Di koridor, Ari Limbong mengangkat telepon. Dia tidak menunggu Sari Wijaya berbicara, dia langsung berkata, "Kamu harusnya tahu apa yang sedang kulakukan sekarang. Mood baikku yang sedikit sudah kamu rusak."
Sari Wijaya di ujung telepon terdiam cukup lama sebelum akhirnya berkata, "Apa yang kamu lakukan tidak peduli bagiku. Bukankah kamu mau bercerai? Aku sudah menandatangani surat cerai."
Ari Limbong terdiam sambil memegang ponsel. Selama ini dia terus memaksa Sari Wijaya untuk bercerai agar bisa menikahi Melati Hartati, tapi wanita itu selalu menolak. Sekarang dia tiba-tiba setuju, Ari Limbong justru merasa heran, yang penting dia sepertinya tidak sebahagia yang dibayangkan.
"Kamu sekarang di mana?" tanya Ari Limbong.

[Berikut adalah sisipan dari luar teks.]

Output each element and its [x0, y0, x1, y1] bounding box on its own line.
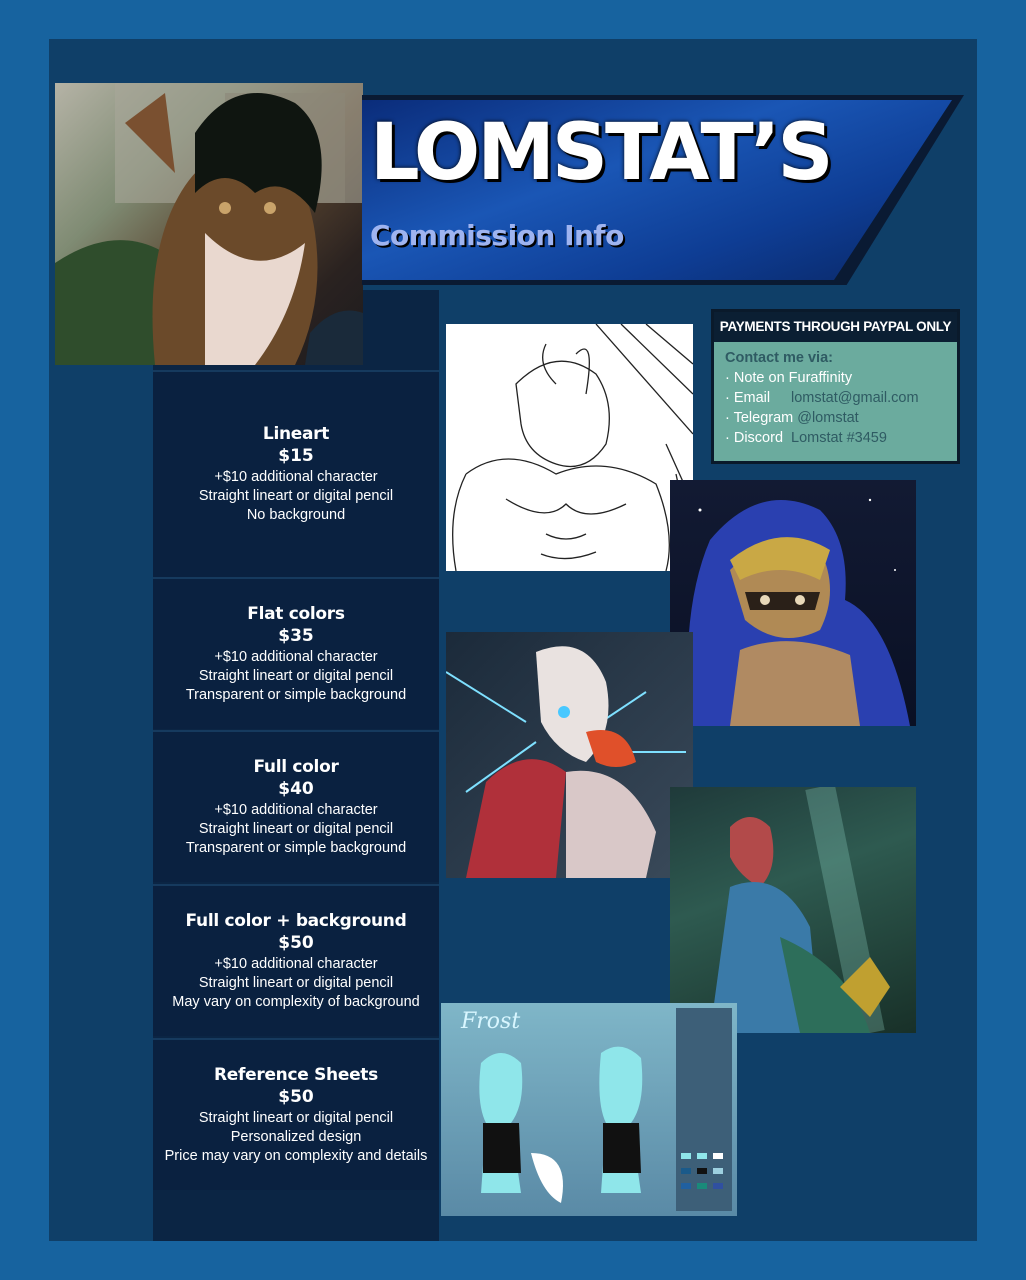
price-amount: $40: [278, 778, 314, 799]
flat-colors-sample-image: [446, 632, 693, 878]
contact-label: · Discord: [725, 430, 784, 446]
price-line: +$10 additional character: [214, 955, 378, 972]
page-subtitle: Commission Info: [370, 219, 624, 252]
price-line: +$10 additional character: [214, 469, 378, 485]
contact-row-telegram: [725, 408, 946, 428]
price-title: Lineart: [262, 424, 330, 444]
header-portrait-image: [55, 83, 363, 365]
full-color-background-sample-image: [670, 787, 916, 1033]
price-title: Flat colors: [247, 603, 345, 624]
price-amount: $50: [278, 932, 314, 953]
price-line: Straight lineart or digital pencil: [198, 488, 394, 504]
email-address[interactable]: lomstat@gmail.com: [791, 390, 919, 406]
reference-sheet-sample-image: [441, 1003, 737, 1216]
contact-label: · Email: [725, 390, 771, 406]
price-title: Full color + background: [185, 910, 407, 931]
price-amount: $15: [278, 446, 314, 466]
price-line: Straight lineart or digital pencil: [198, 667, 394, 684]
price-block-reference-sheets: [153, 1038, 439, 1190]
price-line: Straight lineart or digital pencil: [198, 820, 394, 837]
price-line: Transparent or simple background: [185, 839, 407, 856]
price-title: Full color: [253, 756, 339, 777]
page-title: LOMSTAT’S: [370, 108, 831, 198]
price-line: Straight lineart or digital pencil: [198, 974, 394, 991]
price-line: Price may vary on complexity and details: [164, 1147, 428, 1164]
price-amount: $50: [278, 1086, 314, 1107]
price-line: Straight lineart or digital pencil: [198, 1109, 394, 1126]
price-block-flat-colors: [153, 577, 439, 729]
raccoon-sample-image: [670, 480, 916, 726]
payment-notice: PAYMENTS THROUGH PAYPAL ONLY: [714, 312, 957, 342]
price-line: No background: [246, 507, 346, 523]
contact-label: · Note on Furaffinity: [725, 370, 853, 386]
contact-row-email: [725, 388, 946, 408]
contact-box: [711, 309, 960, 464]
reference-sheet-character-name: Frost: [461, 1009, 521, 1034]
contact-row-discord: [725, 428, 946, 448]
price-line: May vary on complexity of background: [172, 993, 420, 1010]
contact-heading: Contact me via:: [725, 350, 833, 366]
discord-handle: Lomstat #3459: [791, 430, 887, 446]
price-amount: $35: [278, 625, 314, 646]
price-line: Transparent or simple background: [185, 686, 407, 703]
price-line: Personalized design: [230, 1128, 362, 1145]
price-block-lineart: [153, 370, 439, 577]
lineart-sample-image: [446, 324, 693, 571]
price-line: +$10 additional character: [214, 801, 378, 818]
price-block-full-color-background: [153, 884, 439, 1036]
telegram-handle[interactable]: @lomstat: [797, 410, 859, 426]
price-title: Reference Sheets: [214, 1064, 378, 1085]
price-block-full-color: [153, 730, 439, 882]
contact-label: · Telegram: [725, 410, 794, 426]
contact-row-furaffinity: [725, 368, 946, 388]
price-line: +$10 additional character: [214, 648, 378, 665]
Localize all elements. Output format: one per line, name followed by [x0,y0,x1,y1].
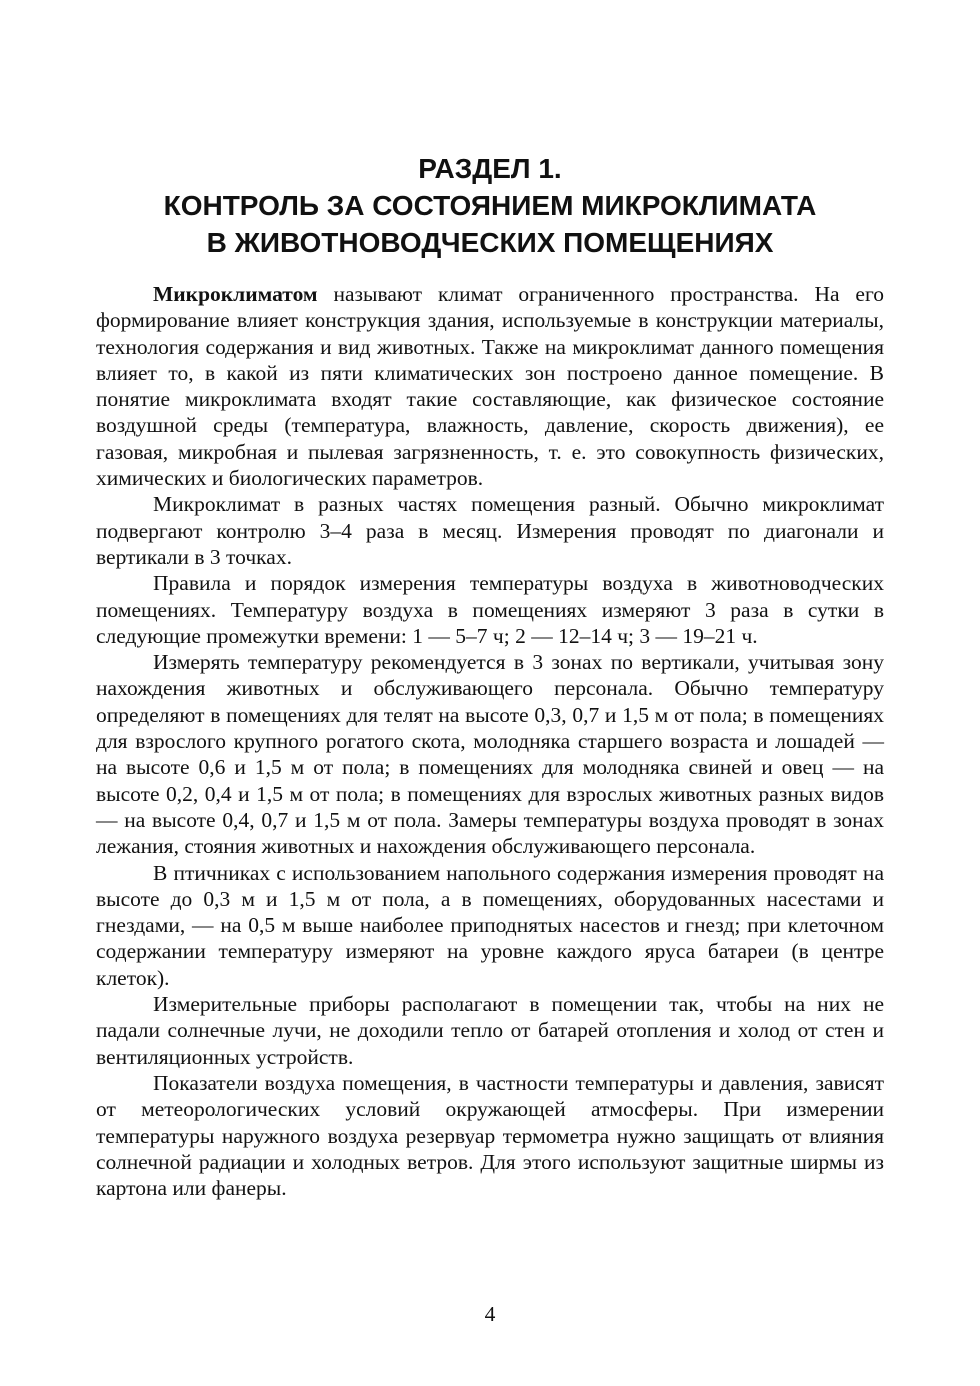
body-text [96,281,884,1201]
heading-line-2: КОНТРОЛЬ ЗА СОСТОЯНИЕМ МИКРОКЛИМАТА [163,190,817,221]
paragraph-3: Правила и порядок измерения температуры воздуха в животноводческих помещениях. Температуру воздуха в помещениях измеряют 3 раза в сутки в следующие промежутки времени: 1 — 5–7 ч; 2 — 12–14 ч; 3 — 19–21 ч. [96,571,884,648]
heading-line-1: РАЗДЕЛ 1. [418,153,562,184]
paragraph-2: Микроклимат в разных частях помещения разный. Обычно микроклимат подвергают контролю 3–4 раза в месяц. Измерения проводят по диагонали и вертикали в 3 точках. [96,492,884,569]
page-number: 4 [484,1302,496,1326]
section-heading [96,150,884,261]
paragraph-5: В птичниках с использованием напольного содержания измерения проводят на высоте до 0,3 м и 1,5 м от пола, а в помещениях, оборудованных насестами и гнездами, — на 0,5 м выше наиболее приподнятых насестов и гнезд; при клеточном содержании температуру измеряют на уровне каждого яруса батареи (в центре клеток). [96,860,884,990]
page-content [96,150,884,1201]
paragraph-7: Показатели воздуха помещения, в частности температуры и давления, зависят от метеорологических условий окружающей атмосферы. При измерении температуры наружного воздуха резервуар термометра нужно защищать от влияния солнечной радиации и холодных ветров. Для этого используют защитные ширмы из картона или фанеры. [96,1070,884,1201]
paragraph-1-text: называют климат ограниченного пространства. На его формирование влияет конструкция здания, используемые в конструкции материалы, технология содержания и вид животных. Также на микроклимат данного помещения влияет то, в какой из пяти климатических зон построено данное помещение. В понятие микроклимата входят такие составляющие, как физическое состояние воздушной среды (температура, влажность, давление, скорость движения), ее газовая, микробная и пылевая загрязненность, т. е. это совокупность физических, химических и биологических параметров. [96,282,884,491]
paragraph-6: Измерительные приборы располагают в помещении так, чтобы на них не падали солнечные лучи, не доходили тепло от батарей отопления и холод от стен и вентиляционных устройств. [96,992,884,1069]
heading-line-3: В ЖИВОТНОВОДЧЕСКИХ ПОМЕЩЕНИЯХ [206,227,774,258]
term-microclimate: Микроклиматом [153,282,318,306]
paragraph-1 [96,281,884,491]
paragraph-4: Измерять температуру рекомендуется в 3 зонах по вертикали, учитывая зону нахождения животных и обслуживающего персонала. Обычно температуру определяют в помещениях для телят на высоте 0,3, 0,7 и 1,5 м от пола; в помещениях для взрослого крупного рогатого скота, молодняка старшего возраста и лошадей — на высоте 0,6 и 1,5 м от пола; в помещениях для молодняка свиней и овец — на высоте 0,2, 0,4 и 1,5 м от пола; в помещениях для взрослых животных разных видов — на высоте 0,4, 0,7 и 1,5 м от пола. Замеры температуры воздуха проводят в зонах лежания, стояния животных и нахождения обслуживающего персонала. [96,650,884,859]
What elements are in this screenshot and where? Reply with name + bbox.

"Sekarang di rumah. Kalau kamu tidak percaya, bisa datang ke rumah untuk melihat." Nada suara Sari Wijaya terdengar agak mengantuk, membuat Ari Limbong kesal karena merasa tidak dihormati.
"Baiklah, tunggu aku di rumah, aku akan segera datang." Ari Limbong menyipitkan mata, menutup telepon dengan kesal. Setelah pamit kepada Melati Hartati, dia segera meninggalkan rumah sakit.
Sebenarnya Ari Limbong salah paham terhadap Sari Wijaya. Dia bukan tidak menghormatinya, hanya saja dia sudah minum obat pereda nyeri yang efek sampingnya membuat kesadarannya agak kabur dan mengantuk.
Ketika Ari Limbong sampai di rumah, hari sudah benar-benar gelap.
Api di perapian menyala dengan terang, memberikan kehangatan pada rumah, tapi Sari Wijaya malah meringkuk di sofa sambil berselimut.
Di bawah selimut terlihat sosok yang kurus, wajah yang tertutup rambut tampak memperlihatkan garis tulang pipi.
'Kenapa wanita ini sepertinya lebih kurus dari sebelumnya?' Ari Limbong mengalihkan pandangan dari Sari Wijaya ke meja kopi, di atasnya terdapat surat cerai yang sudah ditandatangani.
Ari Limbong mengambil surat cerai dan membacanya. Isinya sama seperti yang pernah dia katakan sebelumnya, tapi ada satu syarat tambahan: Ari Limbong harus membayar tunjangan cerai sebesar sepuluh miliar rupiah.
Melihat syarat tunjangan di bagian akhir, Ari Limbong tertawa kesal, mengambil gelas di meja dan membantingnya keras ke lantai.
Suara pecahan kaca mengejutkan Sari Wijaya dan membangunkannya dari tidur.
"Pantas saja kamu mau bercerai, ternyata demi uang?" Ari Limbong menyeringai menatap Sari Wijaya yang bangkit dari sofa.